Nagui Bechichi (Insee-Dese – Département des études économiques – Division « Redistribution et Politiques Sociales »), Julien Grenet (CNRS, PSE), Georgia Thebault (EHESS, PSE)

Documents de travail
No 2021-03
Paru le : Paru le 25/11/2021
Nagui Bechichi (Insee-Dese – Département des études économiques – Division « Redistribution et Politiques Sociales »), Julien Grenet (CNRS, PSE), Georgia Thebault (EHESS, PSE)

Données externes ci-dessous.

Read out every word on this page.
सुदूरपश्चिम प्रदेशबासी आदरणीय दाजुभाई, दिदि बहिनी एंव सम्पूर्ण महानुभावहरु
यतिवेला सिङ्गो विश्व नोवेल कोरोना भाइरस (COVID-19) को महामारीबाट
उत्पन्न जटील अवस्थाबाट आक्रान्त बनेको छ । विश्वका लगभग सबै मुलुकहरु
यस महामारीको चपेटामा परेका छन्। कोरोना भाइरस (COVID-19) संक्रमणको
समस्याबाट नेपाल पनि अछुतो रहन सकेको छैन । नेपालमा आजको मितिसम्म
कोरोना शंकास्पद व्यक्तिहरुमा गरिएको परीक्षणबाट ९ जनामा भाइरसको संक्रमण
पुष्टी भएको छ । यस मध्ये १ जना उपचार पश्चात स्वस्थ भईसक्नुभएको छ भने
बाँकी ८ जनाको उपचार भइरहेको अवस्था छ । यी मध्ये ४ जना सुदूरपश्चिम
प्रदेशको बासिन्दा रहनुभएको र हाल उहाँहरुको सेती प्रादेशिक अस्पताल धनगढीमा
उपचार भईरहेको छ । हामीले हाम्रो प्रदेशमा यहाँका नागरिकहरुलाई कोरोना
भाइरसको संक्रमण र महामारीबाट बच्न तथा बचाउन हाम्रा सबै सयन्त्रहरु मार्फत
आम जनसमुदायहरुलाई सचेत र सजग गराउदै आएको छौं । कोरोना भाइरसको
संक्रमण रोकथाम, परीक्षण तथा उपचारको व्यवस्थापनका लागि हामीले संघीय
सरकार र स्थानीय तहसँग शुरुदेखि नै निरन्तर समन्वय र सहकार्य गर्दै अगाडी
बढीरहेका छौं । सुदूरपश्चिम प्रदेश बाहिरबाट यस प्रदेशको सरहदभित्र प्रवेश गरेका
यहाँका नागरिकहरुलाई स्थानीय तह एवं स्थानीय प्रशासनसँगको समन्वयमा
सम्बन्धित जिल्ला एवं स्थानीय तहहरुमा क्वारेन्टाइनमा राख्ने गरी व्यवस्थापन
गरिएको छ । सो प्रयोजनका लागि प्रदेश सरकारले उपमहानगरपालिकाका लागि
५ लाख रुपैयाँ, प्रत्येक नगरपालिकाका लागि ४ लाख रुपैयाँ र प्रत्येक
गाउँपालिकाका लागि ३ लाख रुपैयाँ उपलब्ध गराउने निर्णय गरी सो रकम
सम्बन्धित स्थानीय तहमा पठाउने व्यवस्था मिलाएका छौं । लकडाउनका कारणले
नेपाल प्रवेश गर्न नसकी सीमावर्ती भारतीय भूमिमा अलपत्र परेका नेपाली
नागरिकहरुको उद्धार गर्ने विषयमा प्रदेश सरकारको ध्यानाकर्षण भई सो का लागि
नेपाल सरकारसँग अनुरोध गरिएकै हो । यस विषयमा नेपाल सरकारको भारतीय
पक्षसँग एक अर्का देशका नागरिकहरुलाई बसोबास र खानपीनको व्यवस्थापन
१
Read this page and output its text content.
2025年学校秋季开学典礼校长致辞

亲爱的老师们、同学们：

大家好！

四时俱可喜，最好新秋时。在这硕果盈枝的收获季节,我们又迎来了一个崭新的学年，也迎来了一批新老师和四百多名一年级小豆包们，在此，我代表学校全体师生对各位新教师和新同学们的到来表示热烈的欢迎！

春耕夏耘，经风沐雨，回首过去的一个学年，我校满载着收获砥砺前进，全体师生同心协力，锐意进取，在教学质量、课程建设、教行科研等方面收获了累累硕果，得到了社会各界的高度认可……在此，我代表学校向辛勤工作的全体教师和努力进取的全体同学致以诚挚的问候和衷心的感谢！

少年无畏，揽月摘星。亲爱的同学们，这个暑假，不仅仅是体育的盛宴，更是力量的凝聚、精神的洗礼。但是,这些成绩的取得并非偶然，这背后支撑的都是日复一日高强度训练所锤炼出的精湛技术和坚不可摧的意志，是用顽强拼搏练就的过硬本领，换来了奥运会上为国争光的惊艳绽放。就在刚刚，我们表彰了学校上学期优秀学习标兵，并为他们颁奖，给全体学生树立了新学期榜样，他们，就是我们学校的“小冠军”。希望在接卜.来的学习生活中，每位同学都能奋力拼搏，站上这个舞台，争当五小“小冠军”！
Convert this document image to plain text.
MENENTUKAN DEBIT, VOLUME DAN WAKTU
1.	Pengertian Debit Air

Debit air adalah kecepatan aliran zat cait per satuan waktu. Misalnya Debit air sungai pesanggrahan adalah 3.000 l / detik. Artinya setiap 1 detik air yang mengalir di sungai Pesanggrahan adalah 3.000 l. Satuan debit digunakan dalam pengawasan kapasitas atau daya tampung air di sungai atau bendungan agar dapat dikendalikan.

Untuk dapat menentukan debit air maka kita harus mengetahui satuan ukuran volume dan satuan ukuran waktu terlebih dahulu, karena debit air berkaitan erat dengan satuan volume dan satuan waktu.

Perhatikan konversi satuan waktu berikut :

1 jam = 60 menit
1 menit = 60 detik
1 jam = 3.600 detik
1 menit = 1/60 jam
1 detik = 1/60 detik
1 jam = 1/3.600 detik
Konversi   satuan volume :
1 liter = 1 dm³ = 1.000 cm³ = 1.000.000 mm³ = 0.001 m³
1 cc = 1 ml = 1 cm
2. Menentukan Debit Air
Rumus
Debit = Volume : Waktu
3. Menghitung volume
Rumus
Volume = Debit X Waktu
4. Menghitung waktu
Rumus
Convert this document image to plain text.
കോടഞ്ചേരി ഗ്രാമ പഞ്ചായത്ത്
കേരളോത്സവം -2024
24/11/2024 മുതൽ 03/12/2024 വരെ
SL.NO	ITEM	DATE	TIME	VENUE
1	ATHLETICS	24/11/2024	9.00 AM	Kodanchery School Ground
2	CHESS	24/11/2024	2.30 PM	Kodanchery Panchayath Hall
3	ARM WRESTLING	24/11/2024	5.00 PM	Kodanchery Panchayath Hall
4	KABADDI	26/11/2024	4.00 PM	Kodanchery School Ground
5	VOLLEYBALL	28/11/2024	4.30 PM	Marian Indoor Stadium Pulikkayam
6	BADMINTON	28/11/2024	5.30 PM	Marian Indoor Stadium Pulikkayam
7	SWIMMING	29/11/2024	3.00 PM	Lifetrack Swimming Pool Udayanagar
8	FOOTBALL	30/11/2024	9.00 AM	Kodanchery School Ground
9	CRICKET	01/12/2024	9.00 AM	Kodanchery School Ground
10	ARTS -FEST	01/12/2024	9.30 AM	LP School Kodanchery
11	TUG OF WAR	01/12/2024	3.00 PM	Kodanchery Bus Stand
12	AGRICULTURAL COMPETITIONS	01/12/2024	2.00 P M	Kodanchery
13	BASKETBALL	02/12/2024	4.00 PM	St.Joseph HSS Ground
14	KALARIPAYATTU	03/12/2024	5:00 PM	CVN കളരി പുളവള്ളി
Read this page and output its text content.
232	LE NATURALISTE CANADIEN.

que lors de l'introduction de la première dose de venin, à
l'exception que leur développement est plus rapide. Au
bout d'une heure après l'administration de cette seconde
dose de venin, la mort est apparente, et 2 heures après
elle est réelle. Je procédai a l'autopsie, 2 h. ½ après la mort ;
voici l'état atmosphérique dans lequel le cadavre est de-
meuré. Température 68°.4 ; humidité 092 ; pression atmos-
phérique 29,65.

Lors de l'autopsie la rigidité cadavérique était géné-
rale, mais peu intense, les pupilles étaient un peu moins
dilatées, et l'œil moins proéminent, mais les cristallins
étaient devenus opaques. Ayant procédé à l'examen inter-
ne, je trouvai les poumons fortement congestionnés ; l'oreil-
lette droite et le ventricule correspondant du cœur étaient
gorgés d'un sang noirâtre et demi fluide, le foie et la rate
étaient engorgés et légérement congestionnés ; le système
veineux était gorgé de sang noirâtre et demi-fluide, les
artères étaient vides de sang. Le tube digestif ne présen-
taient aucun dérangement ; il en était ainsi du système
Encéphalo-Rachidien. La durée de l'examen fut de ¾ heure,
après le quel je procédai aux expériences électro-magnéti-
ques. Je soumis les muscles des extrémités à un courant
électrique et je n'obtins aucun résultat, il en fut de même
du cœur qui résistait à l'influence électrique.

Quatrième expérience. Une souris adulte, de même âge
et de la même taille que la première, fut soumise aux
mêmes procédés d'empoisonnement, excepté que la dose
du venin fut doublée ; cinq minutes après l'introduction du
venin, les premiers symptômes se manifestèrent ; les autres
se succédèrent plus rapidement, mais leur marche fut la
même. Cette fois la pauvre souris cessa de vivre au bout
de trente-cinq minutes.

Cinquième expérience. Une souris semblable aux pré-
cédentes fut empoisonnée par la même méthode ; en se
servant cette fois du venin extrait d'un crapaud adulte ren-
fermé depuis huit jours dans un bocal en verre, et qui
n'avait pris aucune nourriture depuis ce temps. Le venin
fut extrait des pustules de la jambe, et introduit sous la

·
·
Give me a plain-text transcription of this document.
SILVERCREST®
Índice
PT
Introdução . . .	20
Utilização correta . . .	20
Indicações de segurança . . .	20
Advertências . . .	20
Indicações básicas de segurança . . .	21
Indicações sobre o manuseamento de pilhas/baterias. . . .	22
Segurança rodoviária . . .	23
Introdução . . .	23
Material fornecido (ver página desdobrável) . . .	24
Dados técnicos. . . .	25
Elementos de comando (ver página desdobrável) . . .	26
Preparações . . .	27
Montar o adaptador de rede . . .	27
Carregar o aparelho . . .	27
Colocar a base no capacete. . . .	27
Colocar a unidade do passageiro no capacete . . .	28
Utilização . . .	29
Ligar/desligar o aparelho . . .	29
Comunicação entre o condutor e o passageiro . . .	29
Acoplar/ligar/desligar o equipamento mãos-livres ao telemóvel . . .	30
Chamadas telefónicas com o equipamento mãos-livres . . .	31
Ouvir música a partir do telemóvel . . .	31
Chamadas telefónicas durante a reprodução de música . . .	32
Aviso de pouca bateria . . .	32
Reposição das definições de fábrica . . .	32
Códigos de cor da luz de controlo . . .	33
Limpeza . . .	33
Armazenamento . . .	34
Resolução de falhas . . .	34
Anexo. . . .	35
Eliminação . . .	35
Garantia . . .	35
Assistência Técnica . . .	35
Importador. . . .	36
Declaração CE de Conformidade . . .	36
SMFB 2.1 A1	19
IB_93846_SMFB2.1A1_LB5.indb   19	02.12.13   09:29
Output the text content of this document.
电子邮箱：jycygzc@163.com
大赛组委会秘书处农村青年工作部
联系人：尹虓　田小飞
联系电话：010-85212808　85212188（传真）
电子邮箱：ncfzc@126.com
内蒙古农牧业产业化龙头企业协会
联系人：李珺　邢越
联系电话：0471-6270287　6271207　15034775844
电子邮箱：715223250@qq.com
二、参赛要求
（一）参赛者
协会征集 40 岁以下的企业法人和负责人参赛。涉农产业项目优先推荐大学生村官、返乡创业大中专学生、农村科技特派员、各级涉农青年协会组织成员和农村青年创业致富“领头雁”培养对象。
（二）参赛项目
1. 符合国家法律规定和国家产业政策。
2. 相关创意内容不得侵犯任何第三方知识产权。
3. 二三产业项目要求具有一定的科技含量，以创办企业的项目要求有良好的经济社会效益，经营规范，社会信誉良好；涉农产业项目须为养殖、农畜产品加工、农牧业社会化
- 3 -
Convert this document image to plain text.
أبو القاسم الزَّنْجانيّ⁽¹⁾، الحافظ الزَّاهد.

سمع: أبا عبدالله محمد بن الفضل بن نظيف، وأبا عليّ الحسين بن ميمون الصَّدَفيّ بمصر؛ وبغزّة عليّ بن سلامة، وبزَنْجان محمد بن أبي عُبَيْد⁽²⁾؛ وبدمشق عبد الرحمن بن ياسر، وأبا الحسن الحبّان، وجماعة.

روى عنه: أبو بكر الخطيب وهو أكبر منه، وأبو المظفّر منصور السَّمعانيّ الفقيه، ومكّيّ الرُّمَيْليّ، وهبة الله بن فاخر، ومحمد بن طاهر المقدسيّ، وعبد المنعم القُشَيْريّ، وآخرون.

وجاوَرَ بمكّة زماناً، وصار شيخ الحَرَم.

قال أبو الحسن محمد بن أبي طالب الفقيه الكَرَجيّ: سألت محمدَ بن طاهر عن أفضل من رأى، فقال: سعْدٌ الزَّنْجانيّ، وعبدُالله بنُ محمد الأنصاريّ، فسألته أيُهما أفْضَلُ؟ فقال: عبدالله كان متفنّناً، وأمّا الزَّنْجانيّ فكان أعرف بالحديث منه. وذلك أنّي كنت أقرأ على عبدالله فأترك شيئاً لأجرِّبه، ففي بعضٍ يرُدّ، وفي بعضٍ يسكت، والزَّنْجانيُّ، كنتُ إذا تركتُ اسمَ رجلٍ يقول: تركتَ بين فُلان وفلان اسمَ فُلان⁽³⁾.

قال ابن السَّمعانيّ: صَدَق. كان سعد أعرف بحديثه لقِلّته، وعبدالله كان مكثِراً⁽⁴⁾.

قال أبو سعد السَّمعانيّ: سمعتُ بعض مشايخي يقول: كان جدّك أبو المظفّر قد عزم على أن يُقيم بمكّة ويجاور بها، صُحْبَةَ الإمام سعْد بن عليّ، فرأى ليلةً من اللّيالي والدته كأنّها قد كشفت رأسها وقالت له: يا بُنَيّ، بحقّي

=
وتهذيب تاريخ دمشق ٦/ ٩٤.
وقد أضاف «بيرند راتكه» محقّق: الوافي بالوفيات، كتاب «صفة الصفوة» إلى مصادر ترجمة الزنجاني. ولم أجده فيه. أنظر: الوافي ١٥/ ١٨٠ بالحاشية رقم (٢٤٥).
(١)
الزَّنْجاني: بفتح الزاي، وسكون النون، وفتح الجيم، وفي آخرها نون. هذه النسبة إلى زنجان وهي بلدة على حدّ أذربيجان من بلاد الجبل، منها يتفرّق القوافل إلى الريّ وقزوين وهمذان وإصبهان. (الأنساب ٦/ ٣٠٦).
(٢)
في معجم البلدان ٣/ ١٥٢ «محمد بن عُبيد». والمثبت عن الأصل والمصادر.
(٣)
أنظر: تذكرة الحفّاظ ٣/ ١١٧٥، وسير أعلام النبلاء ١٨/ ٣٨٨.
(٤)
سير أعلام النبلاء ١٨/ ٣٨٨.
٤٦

Documents de travail  No 2021-03 - Novembre 2021

Cet article étudie l’impact de l’introduction de la plateforme Parcoursup en 2018 sur la ségrégation à l’entrée des études supérieures en France en fonction du niveau scolaire, de l’origine sociale et du genre des étudiants. À l’aide des données administratives de pré-inscription du supérieur de 2013 à 2019, ces phénomènes sont mesurés au moyen d’indices d’exposition normalisés. En 2017, les néo-bacheliers se répartissent inégalement dans les formations d’enseignement supérieur en fonction de leur niveau scolaire, de leur origine sociale et de leur genre. La moitié de la ségrégation scolaire et de la ségrégation sociale provient de la répartition des étudiants entre les grandes catégories de formations (licence, classes préparatoires, BTS, IUT, etc.), tandis que la ségrégation femmes-hommes s’effectue davantage entre filières d’études au sein de chacune de ces catégories. Une grande partie de la ségrégation à l’entrée dans l’enseignement supérieur est déjà présente dans les voeux exprimés par les candidats, alors que les classements des candidats opérés par les formations n’y contribuent que faiblement. La mise en place de Parcoursup en 2018 a eu un fort impact sur les pratiques de classement des formations non sélectives (licences universitaires) : la part des mentions bien ou très bien est ainsi passée de 29 % à 59 % parmi les candidats recevant en premier une proposition d’admission. Cependant, les niveaux de ségrégation mesurés selon les trois dimensions étudiées sont globalement stables. Dans les licences en tension, les nouvelles règles de classement des candidats ont eu un impact substantiel, celles-ci ne disposant pas d’une capacité d’accueil suffisante pour admettre tous ceux souhaitant s’y inscrire. La dernière partie de l’étude montre que la mise en place de Parcoursup a modifié de manière plus nette la répartition des étudiants entre les formations d’Île-de-France, territoire où se concentrent de nombreuses licences en tension et où la ségrégation sociale et scolaire est historiquement élevée.